Quote on Daily Market Commentary for May 20th 2026 by Siddhartha Khemka - Head of Research, Wealth Management, Motilal Oswal Financial Services Ltd
Below the Quote on Daily Market Commentary for May 20th 2026 by Siddhartha Khemka - Head of Research, Wealth Management, Motilal Oswal Financial Services Ltd
Markets are likely to remain cautious in the near term, amid an unfavourable macro backdrop marked by continued weakness in the rupee, elevated Brent crude prices near USD 111/bbl, and high US bond yields, all of which are tightening financial conditions and weighing on sentiment. FIIs turned net sellers after three consecutive buying sessions, while the rise in domestic G-Sec yields to six-week highs could delay the lending rate relief that markets were anticipating. Indian equities ended largely flat on Wednesday amid weak global cues and macro concerns. The Nifty 50 closed marginally higher by 0.2%, while broader markets remained subdued with the Midcap100 gaining 0.5% and the Smallcap100 ending nearly flat (+0.04%). Bond markets are pricing in re-accelerating inflation — the US 30-year yield crossed 5.1%, a 19-year high, while the 10-year moved above 4.5%. Rising US yields make dollar assets incrementally more attractive, pulling capital out of emerging markets, weakening the rupee, and pushing Indian G-Sec yields higher simultaneously.
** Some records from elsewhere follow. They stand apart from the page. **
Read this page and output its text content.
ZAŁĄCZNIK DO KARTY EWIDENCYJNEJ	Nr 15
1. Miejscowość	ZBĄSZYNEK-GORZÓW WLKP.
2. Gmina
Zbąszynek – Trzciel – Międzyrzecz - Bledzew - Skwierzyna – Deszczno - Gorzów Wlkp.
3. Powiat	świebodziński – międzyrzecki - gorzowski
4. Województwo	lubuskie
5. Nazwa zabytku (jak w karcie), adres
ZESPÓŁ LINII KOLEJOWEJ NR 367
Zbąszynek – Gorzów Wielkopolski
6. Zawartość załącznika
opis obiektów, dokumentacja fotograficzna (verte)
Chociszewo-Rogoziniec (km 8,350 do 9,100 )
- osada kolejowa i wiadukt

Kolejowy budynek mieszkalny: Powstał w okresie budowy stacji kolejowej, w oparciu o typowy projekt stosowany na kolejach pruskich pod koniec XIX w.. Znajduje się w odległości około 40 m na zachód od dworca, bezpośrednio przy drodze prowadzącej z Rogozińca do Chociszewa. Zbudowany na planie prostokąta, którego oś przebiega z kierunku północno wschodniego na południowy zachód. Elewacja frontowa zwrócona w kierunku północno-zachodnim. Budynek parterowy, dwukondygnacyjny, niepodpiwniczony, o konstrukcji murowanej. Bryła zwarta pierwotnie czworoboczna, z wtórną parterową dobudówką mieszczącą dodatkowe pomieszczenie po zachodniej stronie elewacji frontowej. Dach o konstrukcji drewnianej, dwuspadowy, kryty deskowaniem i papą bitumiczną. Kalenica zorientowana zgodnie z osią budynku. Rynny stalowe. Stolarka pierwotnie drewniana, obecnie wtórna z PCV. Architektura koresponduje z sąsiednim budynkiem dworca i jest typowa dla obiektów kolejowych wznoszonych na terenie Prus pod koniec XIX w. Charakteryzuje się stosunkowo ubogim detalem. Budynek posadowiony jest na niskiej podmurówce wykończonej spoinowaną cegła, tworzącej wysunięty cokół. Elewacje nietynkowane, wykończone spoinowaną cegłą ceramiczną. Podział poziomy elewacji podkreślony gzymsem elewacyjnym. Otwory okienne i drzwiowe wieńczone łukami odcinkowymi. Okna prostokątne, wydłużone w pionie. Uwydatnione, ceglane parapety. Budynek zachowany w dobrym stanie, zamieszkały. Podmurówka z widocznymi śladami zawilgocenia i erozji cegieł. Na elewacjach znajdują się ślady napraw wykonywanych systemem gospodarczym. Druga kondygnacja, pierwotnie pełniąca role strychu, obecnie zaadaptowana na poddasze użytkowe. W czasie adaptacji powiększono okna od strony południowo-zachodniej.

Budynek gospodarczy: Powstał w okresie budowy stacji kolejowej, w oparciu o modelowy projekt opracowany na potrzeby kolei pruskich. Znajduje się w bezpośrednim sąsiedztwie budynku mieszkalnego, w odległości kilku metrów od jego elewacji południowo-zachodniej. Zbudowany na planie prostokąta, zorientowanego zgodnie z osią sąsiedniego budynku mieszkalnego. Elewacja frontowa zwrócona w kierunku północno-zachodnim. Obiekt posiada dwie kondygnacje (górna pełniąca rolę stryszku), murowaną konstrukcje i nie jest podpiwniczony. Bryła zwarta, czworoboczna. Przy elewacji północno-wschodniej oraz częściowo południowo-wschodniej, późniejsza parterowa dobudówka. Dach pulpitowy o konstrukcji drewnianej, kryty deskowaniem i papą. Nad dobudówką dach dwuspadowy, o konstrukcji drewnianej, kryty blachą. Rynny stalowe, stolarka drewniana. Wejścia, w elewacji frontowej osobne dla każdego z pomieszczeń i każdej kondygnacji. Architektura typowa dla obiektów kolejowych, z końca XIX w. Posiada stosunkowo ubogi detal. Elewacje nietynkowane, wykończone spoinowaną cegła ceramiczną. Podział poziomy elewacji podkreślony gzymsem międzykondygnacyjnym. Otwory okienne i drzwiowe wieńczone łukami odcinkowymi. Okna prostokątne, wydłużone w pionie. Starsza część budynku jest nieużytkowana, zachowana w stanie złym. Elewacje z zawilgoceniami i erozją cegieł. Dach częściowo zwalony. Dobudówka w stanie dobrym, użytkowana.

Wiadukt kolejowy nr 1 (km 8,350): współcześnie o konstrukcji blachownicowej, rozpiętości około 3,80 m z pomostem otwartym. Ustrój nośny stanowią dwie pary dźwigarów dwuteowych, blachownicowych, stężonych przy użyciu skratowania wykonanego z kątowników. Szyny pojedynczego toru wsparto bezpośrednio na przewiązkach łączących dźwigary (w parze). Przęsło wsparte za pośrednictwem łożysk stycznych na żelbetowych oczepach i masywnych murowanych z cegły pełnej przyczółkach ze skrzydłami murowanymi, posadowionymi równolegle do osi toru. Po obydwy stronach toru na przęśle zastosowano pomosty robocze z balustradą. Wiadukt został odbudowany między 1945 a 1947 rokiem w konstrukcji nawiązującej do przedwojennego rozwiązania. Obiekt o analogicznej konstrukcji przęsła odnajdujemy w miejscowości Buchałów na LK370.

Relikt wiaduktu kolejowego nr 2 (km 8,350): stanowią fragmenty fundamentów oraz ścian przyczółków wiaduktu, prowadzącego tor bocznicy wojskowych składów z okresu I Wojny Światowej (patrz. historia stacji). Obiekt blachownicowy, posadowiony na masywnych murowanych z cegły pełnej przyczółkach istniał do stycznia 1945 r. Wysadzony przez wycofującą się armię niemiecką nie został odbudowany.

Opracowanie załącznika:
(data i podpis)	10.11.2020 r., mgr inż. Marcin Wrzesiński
The rupee fell 20 paise to a fresh all-time low of 96.90 for the seventh consecutive session, with the 10-year G-Sec yield climbing to 7.1–7.13%. It is a self-reinforcing loop. Separately, peak power demand hit an all-time high of 260.45 GW amid intensifying heat wave conditions, with temperatures expected to rise further — a clear positive read-through for power utilities, AC manufacturers, and summer beverage names. Diplomatically, US Secretary of State Rubio's India visit (May 23–26) and the India-Italy "special strategic partnership" spanning defence, AI, clean energy, and IMEC provide a longer-runway thesis for defence and infrastructure plays.